Real effective potentials for phase transitions in models with extended scalar sectors

TL;DR

This paper introduces a method to compute a real, one-loop effective potential for scalar extensions of the Standard Model, enabling more accurate analysis of phase transitions with multiple vacuum expectation values.

Contribution

It applies optimized perturbation theory in a fixed gauge to produce a real effective potential, improving upon traditional loop expansion methods for phase transition studies.

Findings

The method yields a real effective potential with no residual scale dependence.

It accurately predicts critical temperatures in two-step phase transitions.
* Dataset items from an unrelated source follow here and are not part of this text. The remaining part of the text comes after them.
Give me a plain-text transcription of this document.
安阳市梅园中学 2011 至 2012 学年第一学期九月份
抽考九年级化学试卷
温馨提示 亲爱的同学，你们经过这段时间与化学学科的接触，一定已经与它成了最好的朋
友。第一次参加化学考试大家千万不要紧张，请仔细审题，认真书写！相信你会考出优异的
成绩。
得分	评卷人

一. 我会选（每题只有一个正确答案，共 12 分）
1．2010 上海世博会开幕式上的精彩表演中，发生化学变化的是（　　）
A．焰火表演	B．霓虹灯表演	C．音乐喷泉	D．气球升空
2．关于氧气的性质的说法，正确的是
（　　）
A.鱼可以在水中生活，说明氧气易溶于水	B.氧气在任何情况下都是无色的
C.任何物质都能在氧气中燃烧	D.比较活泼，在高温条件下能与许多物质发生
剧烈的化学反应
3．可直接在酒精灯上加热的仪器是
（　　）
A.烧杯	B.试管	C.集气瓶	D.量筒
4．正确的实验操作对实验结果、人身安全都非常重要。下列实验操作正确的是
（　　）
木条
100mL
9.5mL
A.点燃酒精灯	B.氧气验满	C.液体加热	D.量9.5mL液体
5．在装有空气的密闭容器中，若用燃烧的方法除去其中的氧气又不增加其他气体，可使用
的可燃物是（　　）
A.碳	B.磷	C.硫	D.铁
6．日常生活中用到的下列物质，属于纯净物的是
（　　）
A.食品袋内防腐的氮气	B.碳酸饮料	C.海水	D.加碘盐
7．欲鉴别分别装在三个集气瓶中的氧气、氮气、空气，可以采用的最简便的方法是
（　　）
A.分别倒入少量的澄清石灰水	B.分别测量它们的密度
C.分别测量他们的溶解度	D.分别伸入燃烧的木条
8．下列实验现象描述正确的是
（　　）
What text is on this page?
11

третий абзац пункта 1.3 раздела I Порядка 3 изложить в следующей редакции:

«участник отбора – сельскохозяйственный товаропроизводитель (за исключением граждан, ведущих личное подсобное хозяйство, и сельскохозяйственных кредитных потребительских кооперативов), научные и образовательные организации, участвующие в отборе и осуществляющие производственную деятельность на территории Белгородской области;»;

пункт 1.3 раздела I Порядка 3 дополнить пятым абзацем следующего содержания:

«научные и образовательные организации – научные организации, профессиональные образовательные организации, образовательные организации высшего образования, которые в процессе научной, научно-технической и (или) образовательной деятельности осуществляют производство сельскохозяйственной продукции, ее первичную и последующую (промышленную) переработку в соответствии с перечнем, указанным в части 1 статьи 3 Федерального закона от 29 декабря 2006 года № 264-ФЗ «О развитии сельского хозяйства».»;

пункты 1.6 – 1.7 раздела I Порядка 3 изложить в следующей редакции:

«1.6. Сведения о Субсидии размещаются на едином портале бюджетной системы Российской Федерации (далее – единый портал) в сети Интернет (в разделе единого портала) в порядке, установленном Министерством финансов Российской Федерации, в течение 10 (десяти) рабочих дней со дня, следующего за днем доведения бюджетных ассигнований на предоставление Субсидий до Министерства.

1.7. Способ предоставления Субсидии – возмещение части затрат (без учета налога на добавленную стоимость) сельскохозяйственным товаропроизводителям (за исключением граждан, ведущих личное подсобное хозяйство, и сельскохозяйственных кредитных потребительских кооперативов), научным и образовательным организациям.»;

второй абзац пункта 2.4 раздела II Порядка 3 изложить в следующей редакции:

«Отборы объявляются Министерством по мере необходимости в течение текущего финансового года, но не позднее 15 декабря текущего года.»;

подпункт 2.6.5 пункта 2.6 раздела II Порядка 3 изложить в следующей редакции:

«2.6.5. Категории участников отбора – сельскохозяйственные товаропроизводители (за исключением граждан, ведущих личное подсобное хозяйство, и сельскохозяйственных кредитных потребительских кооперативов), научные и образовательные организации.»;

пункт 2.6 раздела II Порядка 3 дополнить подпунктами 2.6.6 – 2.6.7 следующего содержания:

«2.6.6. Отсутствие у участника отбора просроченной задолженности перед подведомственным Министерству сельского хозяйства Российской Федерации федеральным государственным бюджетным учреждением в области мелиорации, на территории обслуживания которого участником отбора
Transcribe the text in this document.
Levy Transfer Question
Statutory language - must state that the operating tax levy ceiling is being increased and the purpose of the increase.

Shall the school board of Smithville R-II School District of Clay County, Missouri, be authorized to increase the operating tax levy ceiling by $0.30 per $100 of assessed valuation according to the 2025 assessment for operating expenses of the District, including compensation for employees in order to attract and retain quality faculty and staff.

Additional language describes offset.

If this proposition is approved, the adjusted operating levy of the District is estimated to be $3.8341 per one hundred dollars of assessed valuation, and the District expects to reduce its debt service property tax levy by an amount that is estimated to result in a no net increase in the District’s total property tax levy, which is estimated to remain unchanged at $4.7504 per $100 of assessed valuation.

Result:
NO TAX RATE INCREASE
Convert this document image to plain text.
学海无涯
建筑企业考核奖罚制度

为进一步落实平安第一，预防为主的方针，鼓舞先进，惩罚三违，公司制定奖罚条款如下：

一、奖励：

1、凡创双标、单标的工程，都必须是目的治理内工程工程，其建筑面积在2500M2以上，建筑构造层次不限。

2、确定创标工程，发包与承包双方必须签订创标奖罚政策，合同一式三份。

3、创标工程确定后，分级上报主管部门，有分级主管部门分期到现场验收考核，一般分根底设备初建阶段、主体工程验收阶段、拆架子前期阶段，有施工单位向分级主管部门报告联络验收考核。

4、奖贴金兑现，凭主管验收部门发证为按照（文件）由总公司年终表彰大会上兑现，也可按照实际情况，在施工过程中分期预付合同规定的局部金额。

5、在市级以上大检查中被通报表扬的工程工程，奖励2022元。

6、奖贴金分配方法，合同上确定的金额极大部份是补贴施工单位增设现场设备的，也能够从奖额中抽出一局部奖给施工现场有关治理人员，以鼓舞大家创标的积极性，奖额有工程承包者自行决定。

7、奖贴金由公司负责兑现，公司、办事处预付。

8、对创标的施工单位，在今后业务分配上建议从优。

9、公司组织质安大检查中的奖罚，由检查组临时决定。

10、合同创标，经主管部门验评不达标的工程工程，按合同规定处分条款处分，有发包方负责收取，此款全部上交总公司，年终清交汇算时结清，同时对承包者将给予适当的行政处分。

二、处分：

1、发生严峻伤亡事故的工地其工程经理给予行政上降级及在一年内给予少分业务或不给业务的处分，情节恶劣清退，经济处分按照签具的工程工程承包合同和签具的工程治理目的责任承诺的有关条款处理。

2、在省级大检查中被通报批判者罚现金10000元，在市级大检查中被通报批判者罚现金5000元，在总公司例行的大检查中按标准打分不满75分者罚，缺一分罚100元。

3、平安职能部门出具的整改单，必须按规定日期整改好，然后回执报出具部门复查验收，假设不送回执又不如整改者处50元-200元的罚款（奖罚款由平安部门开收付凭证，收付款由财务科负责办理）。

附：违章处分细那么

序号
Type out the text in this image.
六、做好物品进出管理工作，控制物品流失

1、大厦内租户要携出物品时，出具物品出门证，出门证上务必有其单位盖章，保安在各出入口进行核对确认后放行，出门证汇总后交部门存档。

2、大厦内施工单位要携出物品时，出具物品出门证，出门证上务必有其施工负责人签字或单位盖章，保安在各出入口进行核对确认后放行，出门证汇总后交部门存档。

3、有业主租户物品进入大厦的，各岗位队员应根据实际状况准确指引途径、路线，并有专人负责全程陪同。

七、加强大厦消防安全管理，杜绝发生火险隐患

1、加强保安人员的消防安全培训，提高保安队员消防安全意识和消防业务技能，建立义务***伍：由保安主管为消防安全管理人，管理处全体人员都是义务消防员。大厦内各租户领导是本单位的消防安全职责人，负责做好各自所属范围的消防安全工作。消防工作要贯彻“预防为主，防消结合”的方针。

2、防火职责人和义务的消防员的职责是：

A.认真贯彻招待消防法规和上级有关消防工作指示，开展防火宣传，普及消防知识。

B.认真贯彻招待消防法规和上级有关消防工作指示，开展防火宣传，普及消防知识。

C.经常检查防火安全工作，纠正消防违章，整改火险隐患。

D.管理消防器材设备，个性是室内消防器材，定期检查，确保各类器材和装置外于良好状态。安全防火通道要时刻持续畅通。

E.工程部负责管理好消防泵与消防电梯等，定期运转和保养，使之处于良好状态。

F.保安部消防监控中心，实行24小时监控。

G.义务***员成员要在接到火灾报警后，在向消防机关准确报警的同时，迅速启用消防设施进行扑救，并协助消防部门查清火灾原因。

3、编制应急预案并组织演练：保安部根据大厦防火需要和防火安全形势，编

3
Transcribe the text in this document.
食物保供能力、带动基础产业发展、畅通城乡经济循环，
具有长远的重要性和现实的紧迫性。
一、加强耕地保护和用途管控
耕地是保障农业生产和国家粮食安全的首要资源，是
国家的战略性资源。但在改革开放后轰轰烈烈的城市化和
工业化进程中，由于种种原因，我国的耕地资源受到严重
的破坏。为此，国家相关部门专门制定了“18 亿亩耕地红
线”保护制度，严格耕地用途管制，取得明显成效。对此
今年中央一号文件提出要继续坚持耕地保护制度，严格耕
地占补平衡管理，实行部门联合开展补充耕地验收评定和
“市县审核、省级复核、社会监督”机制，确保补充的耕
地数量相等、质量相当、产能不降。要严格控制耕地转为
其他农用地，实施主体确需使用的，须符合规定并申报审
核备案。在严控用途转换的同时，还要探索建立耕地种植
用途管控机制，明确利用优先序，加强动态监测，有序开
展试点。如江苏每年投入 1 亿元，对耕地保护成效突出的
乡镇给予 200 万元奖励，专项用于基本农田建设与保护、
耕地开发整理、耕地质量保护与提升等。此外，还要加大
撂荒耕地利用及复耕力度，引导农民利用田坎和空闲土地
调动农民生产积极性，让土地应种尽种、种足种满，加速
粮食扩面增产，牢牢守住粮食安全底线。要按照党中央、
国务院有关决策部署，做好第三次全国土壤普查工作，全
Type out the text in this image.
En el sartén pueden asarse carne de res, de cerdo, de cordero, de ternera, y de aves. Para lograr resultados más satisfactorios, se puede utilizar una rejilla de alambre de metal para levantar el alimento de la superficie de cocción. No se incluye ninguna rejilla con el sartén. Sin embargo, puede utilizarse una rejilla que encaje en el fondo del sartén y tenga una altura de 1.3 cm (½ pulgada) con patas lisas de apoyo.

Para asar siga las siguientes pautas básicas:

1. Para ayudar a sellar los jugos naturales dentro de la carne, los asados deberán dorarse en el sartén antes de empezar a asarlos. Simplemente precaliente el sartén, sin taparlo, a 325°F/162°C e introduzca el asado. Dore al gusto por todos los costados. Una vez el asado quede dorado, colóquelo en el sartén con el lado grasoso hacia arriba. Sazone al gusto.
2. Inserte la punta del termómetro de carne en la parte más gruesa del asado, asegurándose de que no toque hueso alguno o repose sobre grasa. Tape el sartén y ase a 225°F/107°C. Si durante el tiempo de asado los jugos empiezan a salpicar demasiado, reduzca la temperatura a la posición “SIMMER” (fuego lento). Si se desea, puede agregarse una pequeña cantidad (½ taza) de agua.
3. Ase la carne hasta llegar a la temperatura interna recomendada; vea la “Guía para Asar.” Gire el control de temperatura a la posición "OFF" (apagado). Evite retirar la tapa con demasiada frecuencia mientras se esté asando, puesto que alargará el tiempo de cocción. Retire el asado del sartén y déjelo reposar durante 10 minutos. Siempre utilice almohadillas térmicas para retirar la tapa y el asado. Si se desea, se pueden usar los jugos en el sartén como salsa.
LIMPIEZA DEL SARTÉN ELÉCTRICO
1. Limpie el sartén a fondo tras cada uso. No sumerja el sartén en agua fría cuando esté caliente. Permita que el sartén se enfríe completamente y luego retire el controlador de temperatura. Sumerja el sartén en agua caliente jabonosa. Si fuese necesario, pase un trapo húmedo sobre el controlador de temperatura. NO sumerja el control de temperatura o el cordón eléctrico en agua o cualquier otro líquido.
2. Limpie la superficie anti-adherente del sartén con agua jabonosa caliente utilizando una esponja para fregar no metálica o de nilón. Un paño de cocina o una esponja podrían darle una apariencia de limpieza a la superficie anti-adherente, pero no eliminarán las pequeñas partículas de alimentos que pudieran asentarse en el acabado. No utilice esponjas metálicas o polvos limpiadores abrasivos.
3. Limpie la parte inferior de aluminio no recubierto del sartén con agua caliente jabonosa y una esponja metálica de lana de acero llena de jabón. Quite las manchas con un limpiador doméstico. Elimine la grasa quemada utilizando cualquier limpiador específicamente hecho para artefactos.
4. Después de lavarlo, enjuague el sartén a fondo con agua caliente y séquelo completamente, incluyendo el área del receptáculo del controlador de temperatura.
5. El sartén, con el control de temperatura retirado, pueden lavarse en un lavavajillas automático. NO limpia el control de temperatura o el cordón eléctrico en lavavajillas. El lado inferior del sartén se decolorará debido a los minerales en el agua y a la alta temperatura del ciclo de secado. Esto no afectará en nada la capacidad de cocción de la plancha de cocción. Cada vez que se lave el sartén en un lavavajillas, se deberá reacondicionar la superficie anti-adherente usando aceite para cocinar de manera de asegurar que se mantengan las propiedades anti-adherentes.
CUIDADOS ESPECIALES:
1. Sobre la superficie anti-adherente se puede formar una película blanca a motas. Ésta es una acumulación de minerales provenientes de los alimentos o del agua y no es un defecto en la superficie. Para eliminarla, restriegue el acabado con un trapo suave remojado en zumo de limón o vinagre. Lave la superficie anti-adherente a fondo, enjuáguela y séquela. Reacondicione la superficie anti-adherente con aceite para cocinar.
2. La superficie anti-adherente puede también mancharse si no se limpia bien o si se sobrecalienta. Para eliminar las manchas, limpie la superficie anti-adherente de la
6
The approach is validated against potentials derived from physical renormalization conditions.

Abstract

The effective potential obtained by loop expansion is usually not real in the range of field values explored by its minima during a phase transition. We apply the optimized perturbation theory in a fixed gauge to singlet scalar extensions of the Standard Model in order to calculate a one-loop effective potential that is real by construction. We test this computational scheme by comparing such a potential obtained in Landau gauge to that derived based on the Higgs pole mass. We carry out the latter construction by imposing physical renormalization conditions, which yields a potential without residual regularization scale dependence. We use our effective potential to study the parameter dependence of the critical temperatures in a two-step phase transition of the form $(0,0)\to (0,w')\to (v,w)$ that occurs for decreasing temperature in scalar extensions of the SM with two vacuum expectation values $v$ and $w$.